Jara made his debut with the Asturians' first team on 27 November 2012, in a 2–0 away loss against CA Osasuna in the round of 32 of the Copa del Rey. He appeared in his first Segunda División game the following 2 February, playing the entire 1–2 home defeat to Racing de Santander.

On 15 March 2013, Jara renewed his contract until 2016. He scored his first goal for the main squad one day later, contributing to a 5–2 home win over FC Barcelona B.
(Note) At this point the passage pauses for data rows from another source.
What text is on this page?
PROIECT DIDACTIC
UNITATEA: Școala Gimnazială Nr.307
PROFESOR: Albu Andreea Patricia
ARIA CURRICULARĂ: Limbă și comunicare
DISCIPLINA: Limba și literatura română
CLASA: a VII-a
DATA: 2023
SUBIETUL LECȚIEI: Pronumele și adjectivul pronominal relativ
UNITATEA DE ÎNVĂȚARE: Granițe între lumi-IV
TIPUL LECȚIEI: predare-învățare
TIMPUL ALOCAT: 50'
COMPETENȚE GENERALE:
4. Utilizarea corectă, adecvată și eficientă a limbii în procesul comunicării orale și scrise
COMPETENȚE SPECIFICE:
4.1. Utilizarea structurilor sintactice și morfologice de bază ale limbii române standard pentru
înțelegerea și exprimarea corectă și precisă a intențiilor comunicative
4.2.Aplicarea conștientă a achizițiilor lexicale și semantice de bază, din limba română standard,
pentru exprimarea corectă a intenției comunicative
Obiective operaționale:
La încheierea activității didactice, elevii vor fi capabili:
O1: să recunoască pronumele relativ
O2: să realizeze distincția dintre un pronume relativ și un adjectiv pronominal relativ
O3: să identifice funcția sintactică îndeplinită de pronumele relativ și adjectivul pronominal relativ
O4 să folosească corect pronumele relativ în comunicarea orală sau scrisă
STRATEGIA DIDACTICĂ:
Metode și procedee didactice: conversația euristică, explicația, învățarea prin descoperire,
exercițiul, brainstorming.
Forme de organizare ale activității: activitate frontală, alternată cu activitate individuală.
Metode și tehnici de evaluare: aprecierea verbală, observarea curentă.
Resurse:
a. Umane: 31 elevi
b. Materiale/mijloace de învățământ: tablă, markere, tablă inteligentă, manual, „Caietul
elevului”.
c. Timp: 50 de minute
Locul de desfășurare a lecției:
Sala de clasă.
On 22 July 2015, having started only one match during the previous season, Jara cut ties with Sporting, and joined fellow second-division Albacete Balompié two days later. After totalling 25 scoreless appearances and suffering relegation, he subsequently resumed his career in the third tier, representing Racing de Santander, Real Murcia CF, FC Cartagena, UCAM Murcia CF and CF Fuenlabrada, aside from a four-month spell at Georgia's FC Saburtalo Tbilisi.

Jara returned abroad again in August 2024, joining Manchester 62 F.C. of the Gibraltar Football League from Segunda Federación side Real Balompédica Linense.